The NATO Strategic Concept “will speak in ways that are unprecedented about the challenge that China poses,” Sullivan said Monday, adding that the competition between the U.S. and China “does not mean confrontation or conflict,” a notion that China has rejected.

“China firmly opposes the definition of China-U.S. relations by competition,” top Chinese diplomat Yang Jiechi said during his latest meeting with Sullivan in Luxembourg June 13. Yang reiterated that China has been seeking a bilateral relationship with the U.S. based on “mutual respect, peaceful coexistence and win-win cooperation.”

The planned in-person meeting between U.S. Secretary of State Antony Blinken and Chinese Foreign Minister Wang Yi next month during the G-20 ministerial would come as Russia ramps up its offensive in Ukraine.

Senior U.S. officials have questioned China’s alleged “neutrality” after Russia invaded Ukraine.

In May, China imported about 8.42 million tons of crude oil from Russia, according to Chinese customs data — a 55% increase from a year ago.
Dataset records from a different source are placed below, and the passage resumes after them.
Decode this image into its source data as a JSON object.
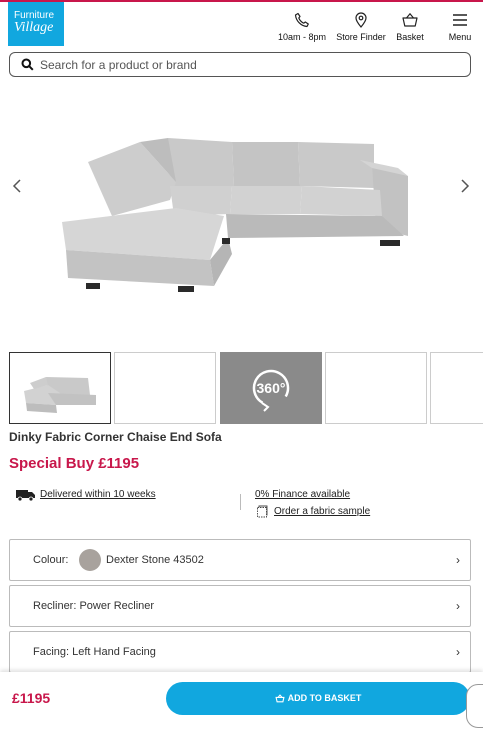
{
  "brand": {
    "line1": "Furniture",
    "line2": "Village"
  },
  "header": {
    "phone_label": "10am - 8pm",
    "store_label": "Store Finder",
    "basket_label": "Basket",
    "menu_label": "Menu"
  },
  "search": {
    "placeholder": "Search for a product or brand"
  },
  "thumbs": {
    "badge_360": "360°"
  },
  "product": {
    "title": "Dinky Fabric Corner Chaise End Sofa",
    "price": "Special Buy £1195"
  },
  "info": {
    "delivery": "Delivered within 10 weeks",
    "finance": "0% Finance available",
    "sample": "Order a fabric sample"
  },
  "options": {
    "colour_label": "Colour:",
    "colour_value": "Dexter Stone 43502",
    "colour_swatch": "#a8a29d",
    "recliner": "Recliner: Power Recliner",
    "facing": "Facing: Left Hand Facing"
  },
  "footer": {
    "price": "£1195",
    "add_label": "ADD TO BASKET"
  },
  "colors": {
    "accent": "#c8174b",
    "brand_blue": "#11a7df"
  }
}
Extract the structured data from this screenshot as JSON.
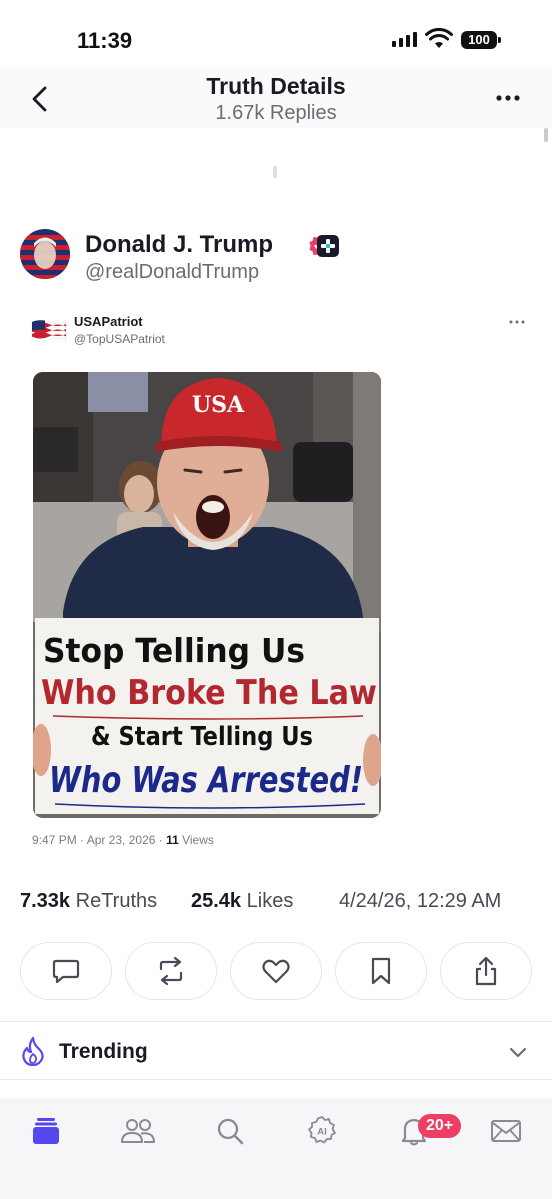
{
  "status_bar": {
    "time": "11:39",
    "battery": "100"
  },
  "header": {
    "title": "Truth Details",
    "subtitle": "1.67k Replies"
  },
  "author": {
    "name": "Donald J. Trump",
    "handle": "@realDonaldTrump"
  },
  "quoted_post": {
    "name": "USAPatriot",
    "handle": "@TopUSAPatriot",
    "image": {
      "hat_text": "USA",
      "sign_lines": [
        "Stop Telling Us",
        "Who Broke The Law",
        "& Start Telling Us",
        "Who Was Arrested!"
      ]
    },
    "meta_time": "9:47 PM · Apr 23, 2026 · ",
    "meta_views_count": "11",
    "meta_views_label": " Views"
  },
  "stats": {
    "retruths_count": "7.33k",
    "retruths_label": "ReTruths",
    "likes_count": "25.4k",
    "likes_label": "Likes",
    "date": "4/24/26, 12:29 AM"
  },
  "actions": [
    "reply-icon",
    "retruth-icon",
    "like-icon",
    "bookmark-icon",
    "share-icon"
  ],
  "trending": {
    "label": "Trending"
  },
  "tabbar": {
    "items": [
      "feed-icon",
      "people-icon",
      "search-icon",
      "ai-icon",
      "bell-icon",
      "mail-icon"
    ],
    "notification_badge": "20+"
  },
  "colors": {
    "accent": "#5448ee",
    "verified": "#ee3e64",
    "badge": "#ee3e64",
    "sign_red": "#b3272f",
    "sign_blue": "#1b2a8a"
  }
}
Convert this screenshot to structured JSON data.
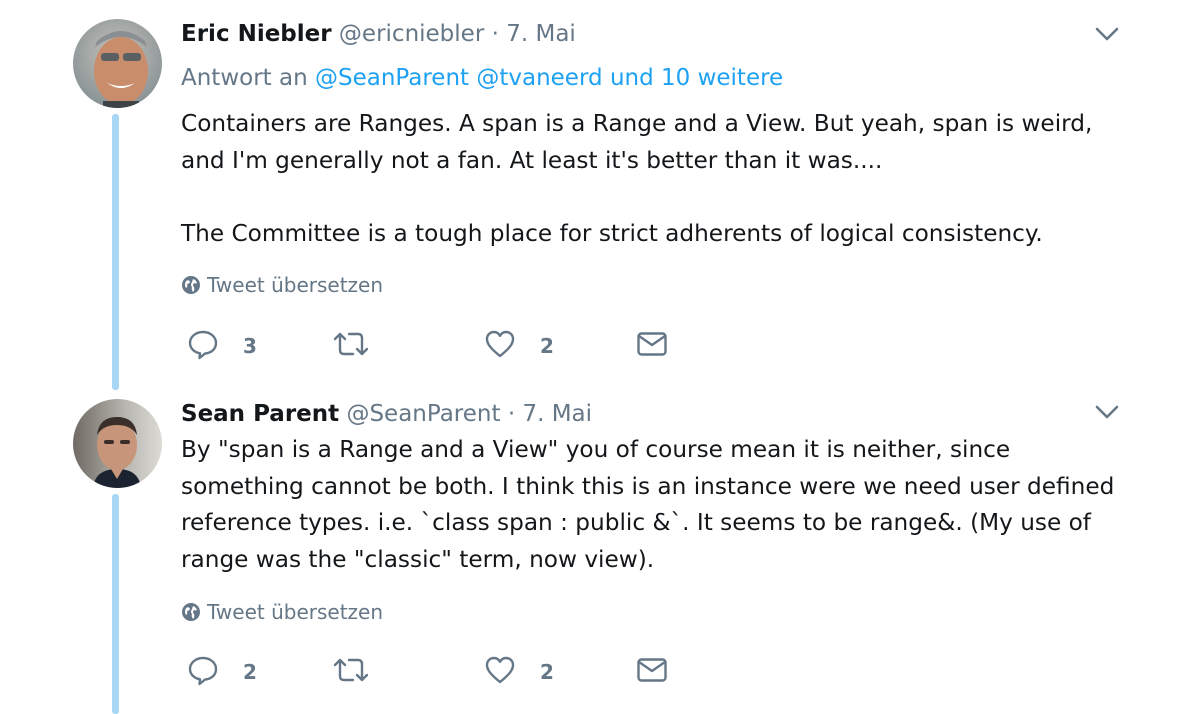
{
  "tweets": [
    {
      "name": "Eric Niebler",
      "handle": "@ericniebler",
      "separator": "·",
      "date": "7. Mai",
      "reply_prefix": "Antwort an",
      "reply_mentions": [
        "@SeanParent",
        "@tvaneerd"
      ],
      "reply_suffix": "und 10 weitere",
      "text_lines": [
        "Containers are Ranges. A span is a Range and a View. But yeah, span is weird,",
        "and I'm generally not a fan. At least it's better than it was....",
        "The Committee is a tough place for strict adherents of logical consistency."
      ],
      "translate_label": "Tweet übersetzen",
      "reply_count": "3",
      "retweet_count": "",
      "like_count": "2",
      "icons": {
        "translate": "globe-icon",
        "reply": "speech-bubble-icon",
        "retweet": "retweet-icon",
        "like": "heart-icon",
        "dm": "envelope-icon",
        "menu": "chevron-down-icon"
      }
    },
    {
      "name": "Sean Parent",
      "handle": "@SeanParent",
      "separator": "·",
      "date": "7. Mai",
      "text_lines": [
        "By \"span is a Range and a View\" you of course mean it is neither, since",
        "something cannot be both. I think this is an instance were we need user defined",
        "reference types. i.e. `class span : public &`. It seems to be range&. (My use of",
        "range was the \"classic\" term, now view)."
      ],
      "translate_label": "Tweet übersetzen",
      "reply_count": "2",
      "retweet_count": "",
      "like_count": "2",
      "icons": {
        "translate": "globe-icon",
        "reply": "speech-bubble-icon",
        "retweet": "retweet-icon",
        "like": "heart-icon",
        "dm": "envelope-icon",
        "menu": "chevron-down-icon"
      }
    }
  ],
  "colors": {
    "text": "#14171a",
    "secondary": "#657786",
    "link": "#1da1f2",
    "thread_line": "#a8d7f3",
    "icon": "#657786"
  }
}
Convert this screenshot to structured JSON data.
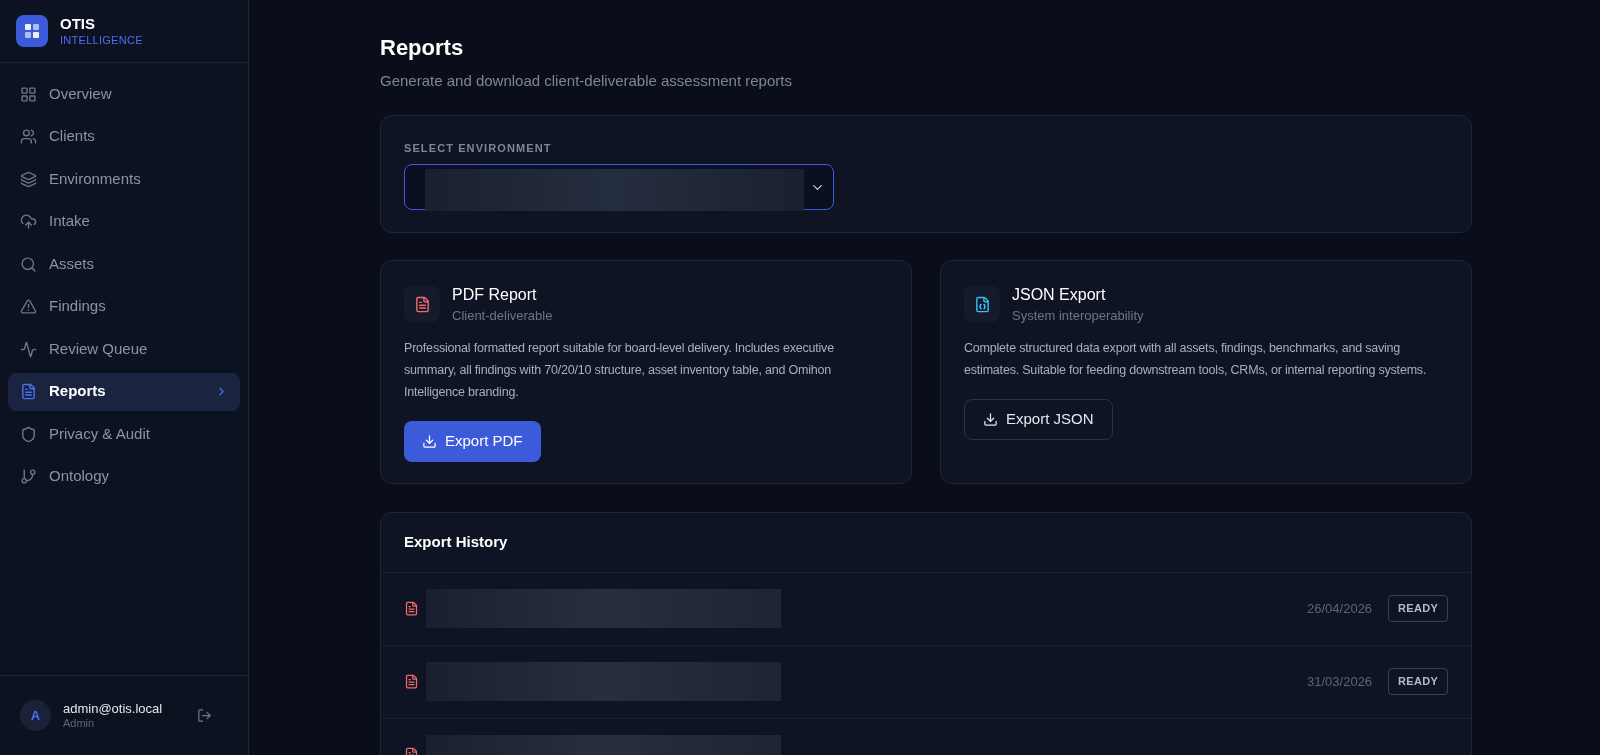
{
  "brand": {
    "name": "OTIS",
    "tagline": "INTELLIGENCE"
  },
  "nav": [
    {
      "label": "Overview",
      "selected": false
    },
    {
      "label": "Clients",
      "selected": false
    },
    {
      "label": "Environments",
      "selected": false
    },
    {
      "label": "Intake",
      "selected": false
    },
    {
      "label": "Assets",
      "selected": false
    },
    {
      "label": "Findings",
      "selected": false
    },
    {
      "label": "Review Queue",
      "selected": false
    },
    {
      "label": "Reports",
      "selected": true
    },
    {
      "label": "Privacy & Audit",
      "selected": false
    },
    {
      "label": "Ontology",
      "selected": false
    }
  ],
  "user": {
    "initial": "A",
    "email": "admin@otis.local",
    "role": "Admin"
  },
  "page": {
    "title": "Reports",
    "subtitle": "Generate and download client-deliverable assessment reports"
  },
  "environment": {
    "label": "SELECT ENVIRONMENT"
  },
  "exports": [
    {
      "kind": "pdf",
      "title": "PDF Report",
      "subtitle": "Client-deliverable",
      "description": "Professional formatted report suitable for board-level delivery. Includes executive summary, all findings with 70/20/10 structure, asset inventory table, and Omihon Intelligence branding.",
      "button": "Export PDF"
    },
    {
      "kind": "json",
      "title": "JSON Export",
      "subtitle": "System interoperability",
      "description": "Complete structured data export with all assets, findings, benchmarks, and saving estimates. Suitable for feeding downstream tools, CRMs, or internal reporting systems.",
      "button": "Export JSON"
    }
  ],
  "history": {
    "title": "Export History",
    "rows": [
      {
        "date": "26/04/2026",
        "status": "READY"
      },
      {
        "date": "31/03/2026",
        "status": "READY"
      },
      {}
    ]
  }
}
Russia has overtaken Saudi Arabia to become China's top oil provider, as the U.S. and other western countries continue to sanction Moscow's energy exports.

“There's disappointment that the rhetoric from Beijing hasn't been what one would have hoped. But I also don't know that we've seen the type of material support that would actually bolster the physical effort by the Russian government to crush Ukraine,” U.S. Ambassador to Russia John Sullivan told VOA last week.